Automatically deduplicate LLM tool calls using SHA256-based keys:

from chuk_tool_processor.models.tool_call import ToolCall

# Idempotency keys are auto-generated
call1 = ToolCall(tool="search", arguments={"query": "Python"})
call2 = ToolCall(tool="search", arguments={"query": "Python"})

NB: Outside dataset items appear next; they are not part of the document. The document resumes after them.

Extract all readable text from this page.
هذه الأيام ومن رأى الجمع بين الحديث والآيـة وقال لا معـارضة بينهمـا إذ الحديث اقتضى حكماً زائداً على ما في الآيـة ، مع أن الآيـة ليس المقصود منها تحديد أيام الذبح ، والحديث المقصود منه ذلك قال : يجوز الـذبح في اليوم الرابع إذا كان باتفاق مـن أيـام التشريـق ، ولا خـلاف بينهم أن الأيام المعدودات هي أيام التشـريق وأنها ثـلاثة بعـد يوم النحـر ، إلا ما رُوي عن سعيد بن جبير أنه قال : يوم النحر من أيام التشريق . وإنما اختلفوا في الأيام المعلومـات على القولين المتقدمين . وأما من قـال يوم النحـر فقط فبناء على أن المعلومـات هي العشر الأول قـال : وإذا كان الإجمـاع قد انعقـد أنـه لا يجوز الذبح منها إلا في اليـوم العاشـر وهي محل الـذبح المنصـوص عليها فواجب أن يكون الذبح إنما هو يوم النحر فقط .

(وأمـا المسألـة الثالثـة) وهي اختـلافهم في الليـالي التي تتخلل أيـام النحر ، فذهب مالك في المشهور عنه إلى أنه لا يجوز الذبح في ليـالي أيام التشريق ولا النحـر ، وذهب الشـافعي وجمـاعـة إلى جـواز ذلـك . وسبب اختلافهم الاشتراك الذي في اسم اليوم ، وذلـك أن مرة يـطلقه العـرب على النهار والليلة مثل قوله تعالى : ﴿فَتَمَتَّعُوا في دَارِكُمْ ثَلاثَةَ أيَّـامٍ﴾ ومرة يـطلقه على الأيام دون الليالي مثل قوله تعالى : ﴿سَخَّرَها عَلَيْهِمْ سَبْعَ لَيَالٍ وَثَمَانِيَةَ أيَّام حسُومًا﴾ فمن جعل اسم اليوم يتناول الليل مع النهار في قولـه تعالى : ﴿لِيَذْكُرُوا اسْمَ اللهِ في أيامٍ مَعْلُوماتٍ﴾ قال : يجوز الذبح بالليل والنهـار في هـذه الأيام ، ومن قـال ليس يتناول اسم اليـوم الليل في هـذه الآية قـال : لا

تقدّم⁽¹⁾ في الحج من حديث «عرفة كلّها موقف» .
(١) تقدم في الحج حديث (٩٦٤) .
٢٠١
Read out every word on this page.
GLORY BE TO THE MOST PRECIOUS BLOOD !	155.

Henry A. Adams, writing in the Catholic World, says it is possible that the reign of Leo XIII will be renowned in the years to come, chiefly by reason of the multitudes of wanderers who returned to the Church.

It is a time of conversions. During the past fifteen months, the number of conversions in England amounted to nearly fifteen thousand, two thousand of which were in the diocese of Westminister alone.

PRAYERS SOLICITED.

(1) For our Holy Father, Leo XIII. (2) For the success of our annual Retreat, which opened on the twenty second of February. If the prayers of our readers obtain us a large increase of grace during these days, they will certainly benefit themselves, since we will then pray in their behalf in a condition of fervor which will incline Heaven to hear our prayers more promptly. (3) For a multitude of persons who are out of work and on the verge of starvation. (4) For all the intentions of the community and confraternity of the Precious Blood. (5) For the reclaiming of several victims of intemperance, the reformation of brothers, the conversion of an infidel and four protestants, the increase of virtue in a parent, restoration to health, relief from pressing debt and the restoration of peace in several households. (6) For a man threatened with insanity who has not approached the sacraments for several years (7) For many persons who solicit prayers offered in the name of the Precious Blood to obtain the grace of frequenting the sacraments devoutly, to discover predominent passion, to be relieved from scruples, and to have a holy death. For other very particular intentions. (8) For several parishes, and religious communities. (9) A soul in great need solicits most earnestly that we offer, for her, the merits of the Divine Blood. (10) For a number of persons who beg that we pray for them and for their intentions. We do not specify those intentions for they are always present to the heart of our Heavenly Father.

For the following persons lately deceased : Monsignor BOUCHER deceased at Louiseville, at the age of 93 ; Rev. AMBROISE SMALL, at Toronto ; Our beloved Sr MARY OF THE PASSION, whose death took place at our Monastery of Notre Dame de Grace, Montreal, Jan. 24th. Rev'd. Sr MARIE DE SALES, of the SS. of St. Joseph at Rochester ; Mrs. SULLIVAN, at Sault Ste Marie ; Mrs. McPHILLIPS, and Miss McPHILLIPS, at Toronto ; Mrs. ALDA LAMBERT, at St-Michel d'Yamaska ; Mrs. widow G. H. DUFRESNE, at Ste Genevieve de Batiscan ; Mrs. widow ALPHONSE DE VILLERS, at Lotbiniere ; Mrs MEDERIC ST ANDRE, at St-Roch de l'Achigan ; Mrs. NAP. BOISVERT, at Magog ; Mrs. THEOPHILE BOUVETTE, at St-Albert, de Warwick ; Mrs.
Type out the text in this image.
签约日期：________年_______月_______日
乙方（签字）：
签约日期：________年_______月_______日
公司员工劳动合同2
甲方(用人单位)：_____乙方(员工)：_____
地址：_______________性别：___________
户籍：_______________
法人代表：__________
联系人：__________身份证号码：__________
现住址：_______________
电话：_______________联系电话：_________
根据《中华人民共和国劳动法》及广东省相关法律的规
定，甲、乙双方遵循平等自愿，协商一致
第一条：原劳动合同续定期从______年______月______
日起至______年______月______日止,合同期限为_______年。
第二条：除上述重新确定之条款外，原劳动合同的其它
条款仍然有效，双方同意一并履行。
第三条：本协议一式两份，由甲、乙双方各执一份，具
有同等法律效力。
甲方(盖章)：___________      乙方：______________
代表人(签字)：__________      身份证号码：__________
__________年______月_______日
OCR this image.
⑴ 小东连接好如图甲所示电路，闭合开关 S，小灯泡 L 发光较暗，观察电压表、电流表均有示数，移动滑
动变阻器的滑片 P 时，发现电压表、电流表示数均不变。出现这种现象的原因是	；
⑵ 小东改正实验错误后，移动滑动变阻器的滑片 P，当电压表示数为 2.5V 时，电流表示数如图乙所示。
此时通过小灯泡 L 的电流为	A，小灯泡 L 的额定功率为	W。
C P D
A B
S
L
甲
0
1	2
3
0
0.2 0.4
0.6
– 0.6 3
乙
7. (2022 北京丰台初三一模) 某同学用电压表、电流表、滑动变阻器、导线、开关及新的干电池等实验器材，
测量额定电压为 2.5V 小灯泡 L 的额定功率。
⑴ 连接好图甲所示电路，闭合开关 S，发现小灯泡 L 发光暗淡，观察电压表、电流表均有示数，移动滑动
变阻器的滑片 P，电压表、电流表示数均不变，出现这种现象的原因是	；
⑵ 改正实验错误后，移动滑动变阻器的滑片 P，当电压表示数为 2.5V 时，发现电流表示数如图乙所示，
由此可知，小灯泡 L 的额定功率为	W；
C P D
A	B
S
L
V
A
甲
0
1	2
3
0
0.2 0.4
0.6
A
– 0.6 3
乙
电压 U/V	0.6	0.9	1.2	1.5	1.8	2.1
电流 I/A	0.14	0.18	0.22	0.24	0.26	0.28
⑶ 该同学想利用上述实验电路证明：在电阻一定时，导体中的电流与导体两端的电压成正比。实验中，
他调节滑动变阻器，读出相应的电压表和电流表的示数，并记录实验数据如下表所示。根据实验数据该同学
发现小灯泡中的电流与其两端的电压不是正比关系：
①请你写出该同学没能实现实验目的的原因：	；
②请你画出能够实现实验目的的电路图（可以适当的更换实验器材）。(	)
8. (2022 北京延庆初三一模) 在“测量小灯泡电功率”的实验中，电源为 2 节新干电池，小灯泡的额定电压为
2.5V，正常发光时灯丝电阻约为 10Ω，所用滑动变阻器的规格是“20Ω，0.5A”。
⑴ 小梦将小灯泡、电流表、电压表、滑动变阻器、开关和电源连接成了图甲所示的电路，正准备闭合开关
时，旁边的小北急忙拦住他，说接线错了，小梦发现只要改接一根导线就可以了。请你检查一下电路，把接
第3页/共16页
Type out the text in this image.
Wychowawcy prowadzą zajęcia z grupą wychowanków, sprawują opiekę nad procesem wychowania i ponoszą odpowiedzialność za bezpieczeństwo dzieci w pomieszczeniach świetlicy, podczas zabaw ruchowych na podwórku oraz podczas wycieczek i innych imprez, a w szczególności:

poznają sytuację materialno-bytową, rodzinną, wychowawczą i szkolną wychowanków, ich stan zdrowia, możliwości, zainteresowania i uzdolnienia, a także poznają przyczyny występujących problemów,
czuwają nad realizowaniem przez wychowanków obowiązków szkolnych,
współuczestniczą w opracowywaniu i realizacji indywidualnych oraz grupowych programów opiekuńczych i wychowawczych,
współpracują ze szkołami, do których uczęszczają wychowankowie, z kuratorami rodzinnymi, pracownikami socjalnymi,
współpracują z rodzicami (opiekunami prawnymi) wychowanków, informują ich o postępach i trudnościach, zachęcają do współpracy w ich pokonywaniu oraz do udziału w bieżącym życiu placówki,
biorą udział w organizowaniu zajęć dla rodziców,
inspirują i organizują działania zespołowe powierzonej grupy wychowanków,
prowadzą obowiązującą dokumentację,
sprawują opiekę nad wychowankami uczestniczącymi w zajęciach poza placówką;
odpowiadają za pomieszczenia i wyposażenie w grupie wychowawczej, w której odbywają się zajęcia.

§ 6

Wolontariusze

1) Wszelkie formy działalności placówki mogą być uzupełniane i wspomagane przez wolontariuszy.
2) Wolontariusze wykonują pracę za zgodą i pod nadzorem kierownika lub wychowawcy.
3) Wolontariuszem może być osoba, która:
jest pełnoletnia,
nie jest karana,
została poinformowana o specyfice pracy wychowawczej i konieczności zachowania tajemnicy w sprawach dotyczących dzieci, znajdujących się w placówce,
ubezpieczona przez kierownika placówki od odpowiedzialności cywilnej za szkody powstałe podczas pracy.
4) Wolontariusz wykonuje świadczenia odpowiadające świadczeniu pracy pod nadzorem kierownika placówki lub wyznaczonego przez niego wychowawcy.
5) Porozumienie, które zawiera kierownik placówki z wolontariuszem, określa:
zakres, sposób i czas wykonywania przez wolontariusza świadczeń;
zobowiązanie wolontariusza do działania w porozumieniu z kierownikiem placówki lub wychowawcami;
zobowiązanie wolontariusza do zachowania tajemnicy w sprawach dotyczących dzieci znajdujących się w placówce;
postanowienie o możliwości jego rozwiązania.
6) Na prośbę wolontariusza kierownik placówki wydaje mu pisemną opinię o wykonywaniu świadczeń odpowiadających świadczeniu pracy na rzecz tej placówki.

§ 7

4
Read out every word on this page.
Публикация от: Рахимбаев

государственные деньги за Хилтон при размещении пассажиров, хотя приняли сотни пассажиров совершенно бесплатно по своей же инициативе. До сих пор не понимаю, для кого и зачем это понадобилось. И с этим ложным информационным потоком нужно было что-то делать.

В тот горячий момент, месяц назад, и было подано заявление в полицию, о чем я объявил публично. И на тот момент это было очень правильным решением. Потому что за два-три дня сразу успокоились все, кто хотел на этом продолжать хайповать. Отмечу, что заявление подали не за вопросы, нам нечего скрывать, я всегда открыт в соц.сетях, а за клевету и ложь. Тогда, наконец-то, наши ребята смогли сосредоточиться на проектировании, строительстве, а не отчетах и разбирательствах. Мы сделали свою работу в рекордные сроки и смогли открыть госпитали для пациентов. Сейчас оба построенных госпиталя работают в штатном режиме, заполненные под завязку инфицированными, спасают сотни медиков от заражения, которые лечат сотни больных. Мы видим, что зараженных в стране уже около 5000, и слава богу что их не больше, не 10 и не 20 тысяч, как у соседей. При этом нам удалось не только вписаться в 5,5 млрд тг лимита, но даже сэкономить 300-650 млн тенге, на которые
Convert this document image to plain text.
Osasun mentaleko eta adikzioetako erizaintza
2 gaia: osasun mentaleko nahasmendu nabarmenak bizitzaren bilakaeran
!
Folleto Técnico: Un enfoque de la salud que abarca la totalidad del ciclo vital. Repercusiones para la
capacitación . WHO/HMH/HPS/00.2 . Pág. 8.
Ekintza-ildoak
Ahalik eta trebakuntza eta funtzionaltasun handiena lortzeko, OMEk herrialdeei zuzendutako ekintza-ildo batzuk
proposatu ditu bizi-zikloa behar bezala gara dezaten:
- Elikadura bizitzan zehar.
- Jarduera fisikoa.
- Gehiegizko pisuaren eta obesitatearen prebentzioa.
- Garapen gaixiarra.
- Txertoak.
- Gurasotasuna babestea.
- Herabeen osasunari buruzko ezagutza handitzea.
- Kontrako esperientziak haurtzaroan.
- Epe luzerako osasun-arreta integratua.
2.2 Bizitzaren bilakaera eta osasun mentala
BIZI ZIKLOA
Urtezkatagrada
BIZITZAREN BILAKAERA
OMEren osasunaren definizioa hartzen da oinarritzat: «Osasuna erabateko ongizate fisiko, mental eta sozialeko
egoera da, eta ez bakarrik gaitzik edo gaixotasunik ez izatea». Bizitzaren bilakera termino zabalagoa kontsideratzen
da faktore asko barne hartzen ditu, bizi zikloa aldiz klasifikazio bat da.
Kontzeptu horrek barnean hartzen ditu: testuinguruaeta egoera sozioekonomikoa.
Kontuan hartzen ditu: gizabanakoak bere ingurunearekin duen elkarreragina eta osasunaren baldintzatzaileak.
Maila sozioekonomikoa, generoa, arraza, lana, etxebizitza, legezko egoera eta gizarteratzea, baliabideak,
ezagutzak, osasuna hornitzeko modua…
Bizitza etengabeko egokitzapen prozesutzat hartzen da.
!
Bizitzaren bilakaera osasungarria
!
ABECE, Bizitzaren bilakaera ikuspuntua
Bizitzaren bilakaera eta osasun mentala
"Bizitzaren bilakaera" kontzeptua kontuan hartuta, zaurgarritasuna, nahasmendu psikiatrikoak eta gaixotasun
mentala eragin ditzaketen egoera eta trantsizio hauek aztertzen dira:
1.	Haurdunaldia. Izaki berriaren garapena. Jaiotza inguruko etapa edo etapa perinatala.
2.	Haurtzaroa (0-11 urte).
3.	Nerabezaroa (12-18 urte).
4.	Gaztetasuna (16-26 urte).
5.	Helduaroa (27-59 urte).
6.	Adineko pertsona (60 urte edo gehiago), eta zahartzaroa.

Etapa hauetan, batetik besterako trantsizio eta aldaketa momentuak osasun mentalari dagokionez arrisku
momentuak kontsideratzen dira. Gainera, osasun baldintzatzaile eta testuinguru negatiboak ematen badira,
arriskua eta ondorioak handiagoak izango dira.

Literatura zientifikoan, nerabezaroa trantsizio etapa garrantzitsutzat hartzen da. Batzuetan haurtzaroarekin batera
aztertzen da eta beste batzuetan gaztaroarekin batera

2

# Same arguments = same idempotency key
assert call1.idempotency_key == call2.idempotency_key

# Used automatically by caching layer
processor = ToolProcessor(enable_caching=True)
results1 = await processor.execute([call1])  # Executes
results2 = await processor.execute([call2])  # Cache hit!

Benefits:

• Prevents duplicate executions from LLM retries
• Deterministic cache keys
• No manual key management needed

Tool Schema Export

Export tool definitions to multiple formats for LLM prompting:

from chuk_tool_processor.models.tool_spec import ToolSpec, ToolCapability
from chuk_tool_processor.models.validated_tool import ValidatedTool

@register_tool(name="weather")
class WeatherTool(ValidatedTool):
    """Get current weather for a location."""

    class Arguments(BaseModel):
        location: str = Field(..., description="City name")

    class Result(BaseModel):
        temperature: float
        conditions: str

# Generate tool spec
spec = ToolSpec.from_validated_tool(WeatherTool)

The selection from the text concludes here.